C’est à l’artiste contemporain de pratiquer les rites de passages .La chaîne tragique a été rompue, la fonction de l’artiste est le dévoilement de cet inaperçu ; car l’île est un réservoir de secrets.

Sur nos terres traquées, nous sommes des déportés – le peuple d’AVANT (Amérindien, Caraïbe, Taïnos, Caribe … comme il vous plaira de le nommer) – est lui aussi, sans aucun doute, un peuple de déportés.

Depuis la forêt amazonienne, verticale d’ombres, ils ont déplacé leur horizon au niveau de l’eau, à l’horizontale donc, et ont franchi à bord de gommiers, l’océan pour essaimer nos îles.

Il n’y eut plus alors les grands bois, les oiseaux et le vent. La terre ne bougeait plus de la même façon. Leurs poteries portent les traces de cette nouvelle dimension. Nos îles ont sans doute constitué de nouveaux espaces-temps pour ce peuple de l’AVANT.

Quelles odeurs, quelles épices ont-ils emportés dans leurs gommiers qui butaient sur le fracas des montagnes d’eau, Quelles images ont-ils gardé du silence de leurs grands bois, de leur paysage ?

Et moi un adorno à la main , je voudrais reconnaître – connaître et appréhender. Avoir la clé ; mais ma quête est vaine et dérisoire. Moi, l’artiste, le producteur d’images, je suis au seuil des mondes et je voudrais être le témoin du passage : un passeur. Restituer, non pas reconstituer. Restituer au plus grand nombre de Martiniquais les traces que j’ai cru avoir décelées.

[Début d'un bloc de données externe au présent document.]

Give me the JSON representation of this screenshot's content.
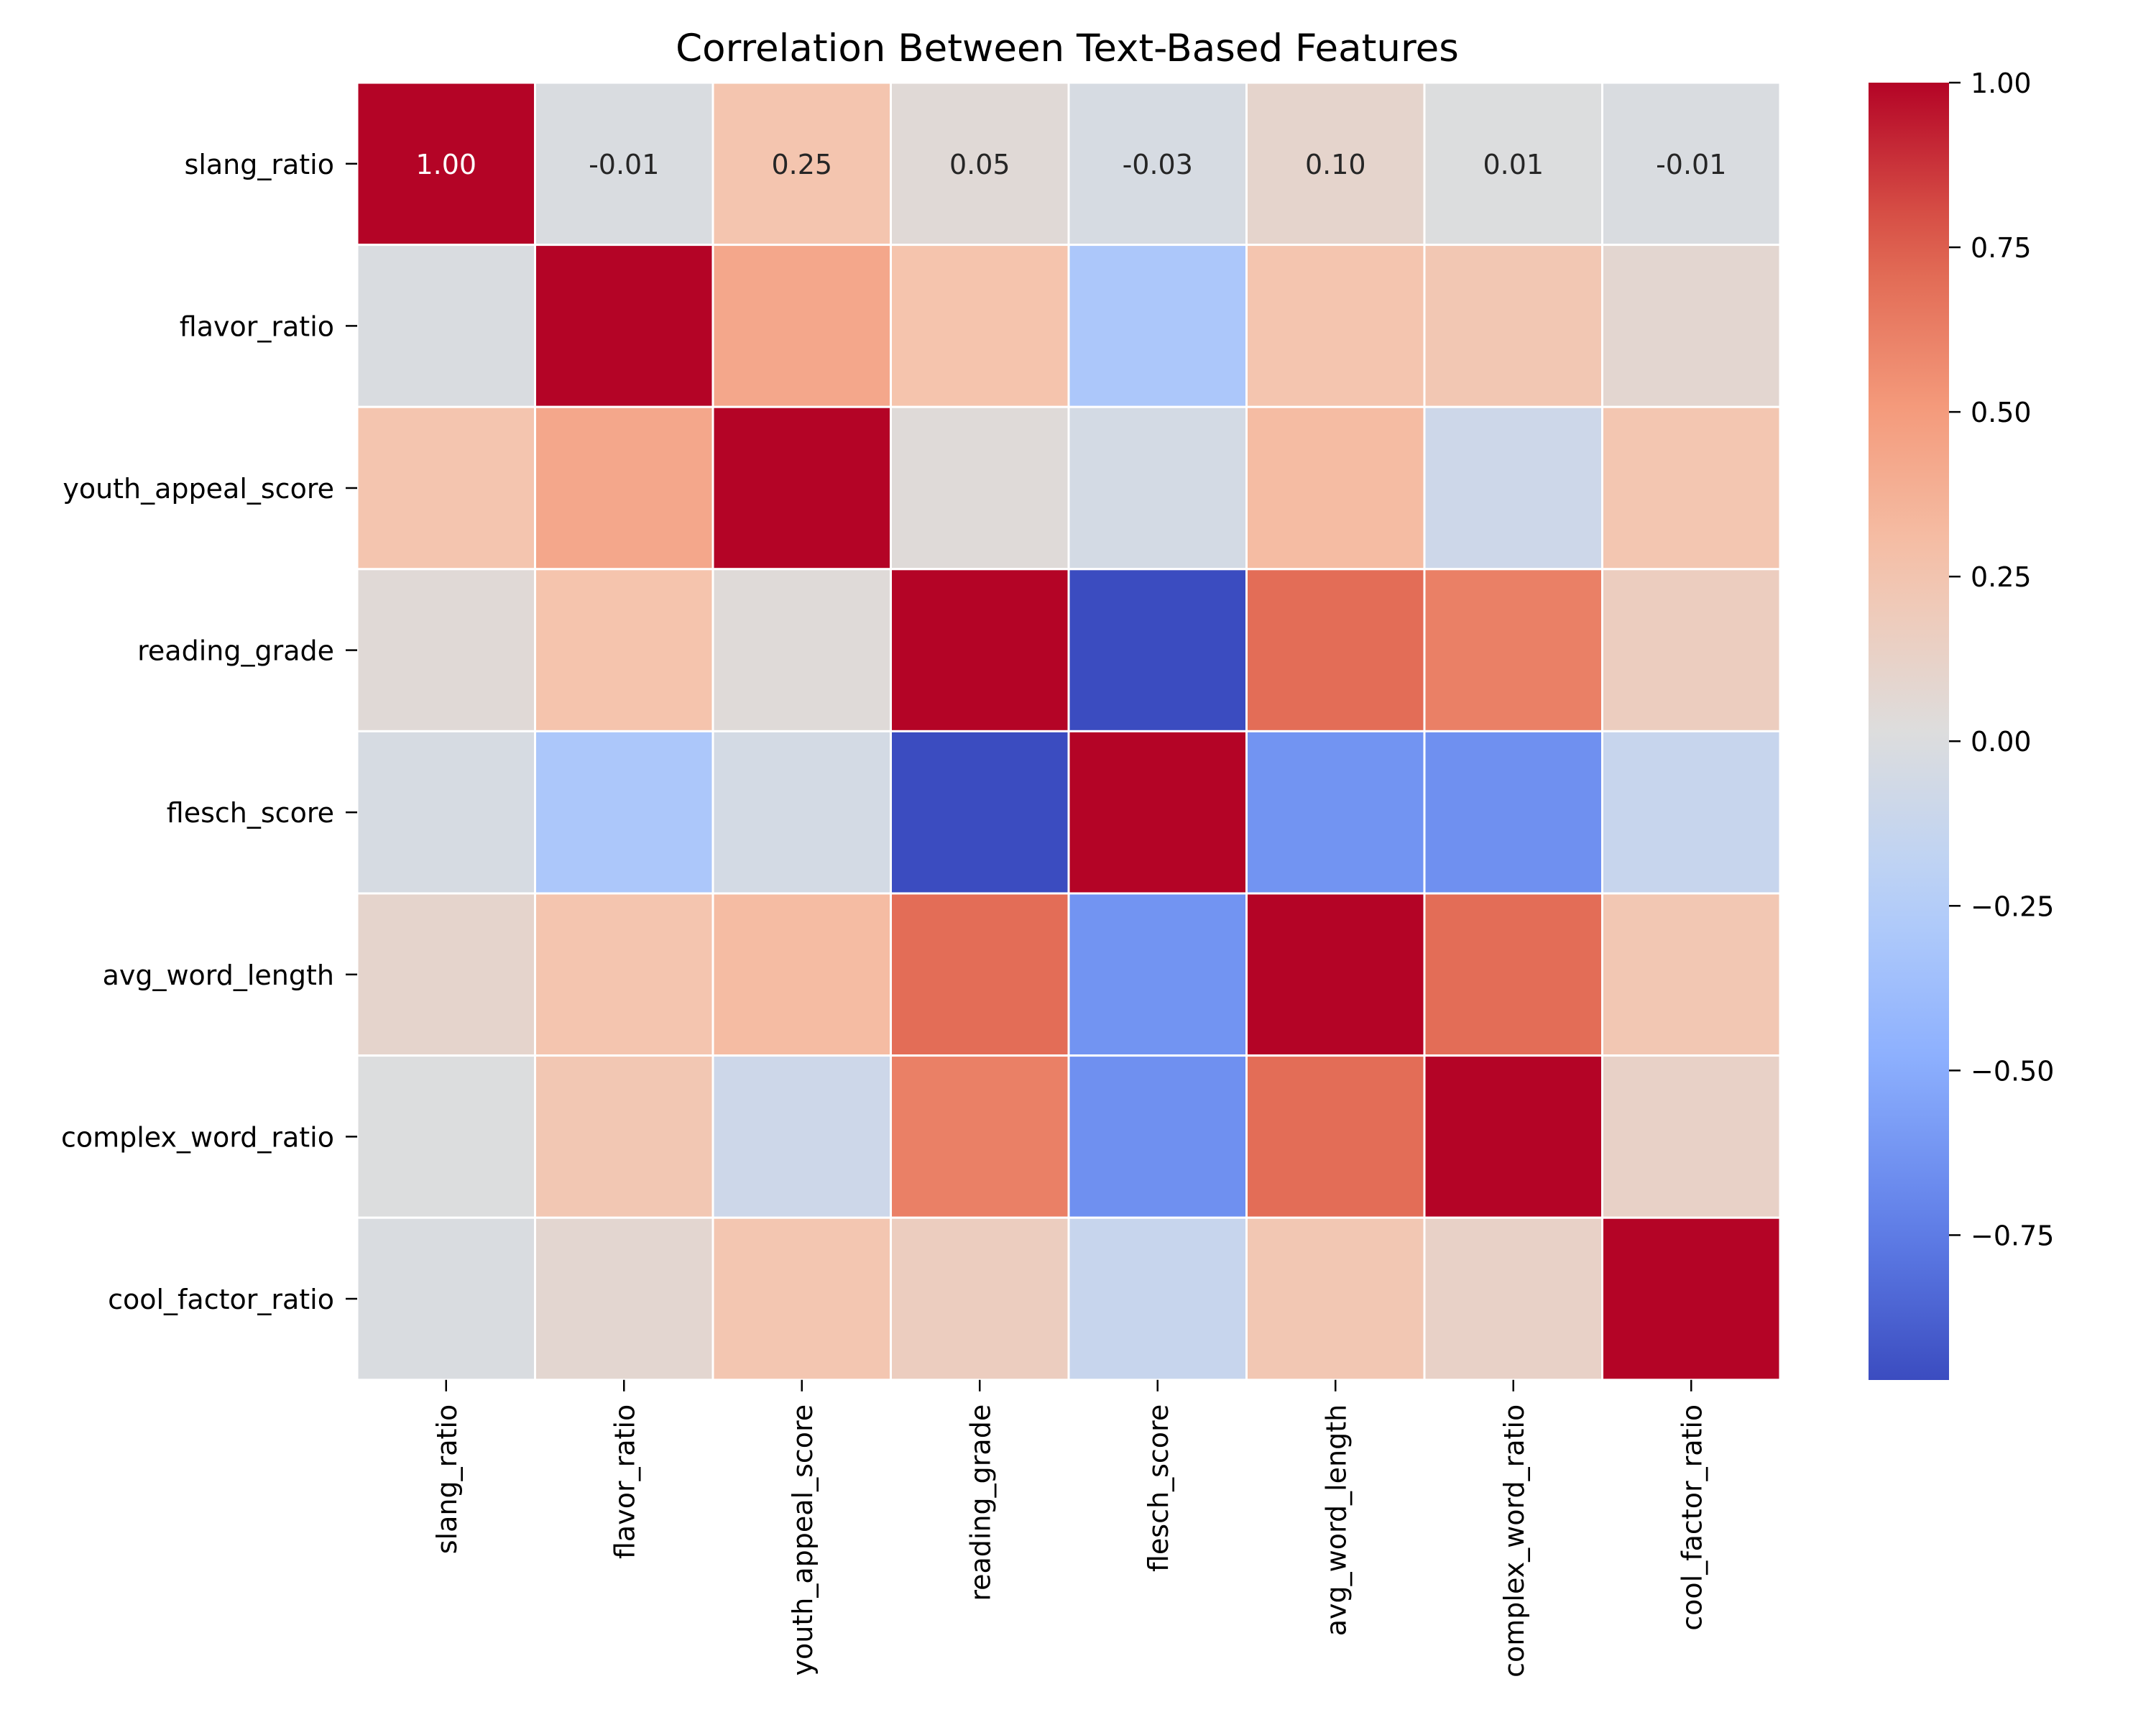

Il y a des lignes à relier, des points à marquer, il y a tant de mondes à explorer dans nos îles. L’artiste doit redistribuer, en de nouvelles donnes, cet héritage d’ombres et de fracas que beaucoup ne connaissent, sauf ceux qui fréquentent les musées. Amener une prise de conscience des jeunes, les inciter à retourner aux sources, rechercher ce qu’il y a de valorisant dans les civilisations des peuples de l’AVANT.

Connaître tous les éléments ( ou composants ) du métissage de ce peuple créole : caraïbe, africain, indien, chinois, européen et leur interpénétration dans notre vécu actuel.

Il faut reconstituer la voile brisée. Tâche gigantesque mais empreinte d’humilité.

Leurs dieux ne sont pas morts, les signes peuvent être rechargés de nos propres espérances, de notre propre tragique.

 « Nos barques sont ouvertes pour tous, nous les naviguons  » E. GLISSANT                                                                       

Empruntons à notre tour les gommiers, hissons la voile mosaïque et allons à la découverte de nos mondes.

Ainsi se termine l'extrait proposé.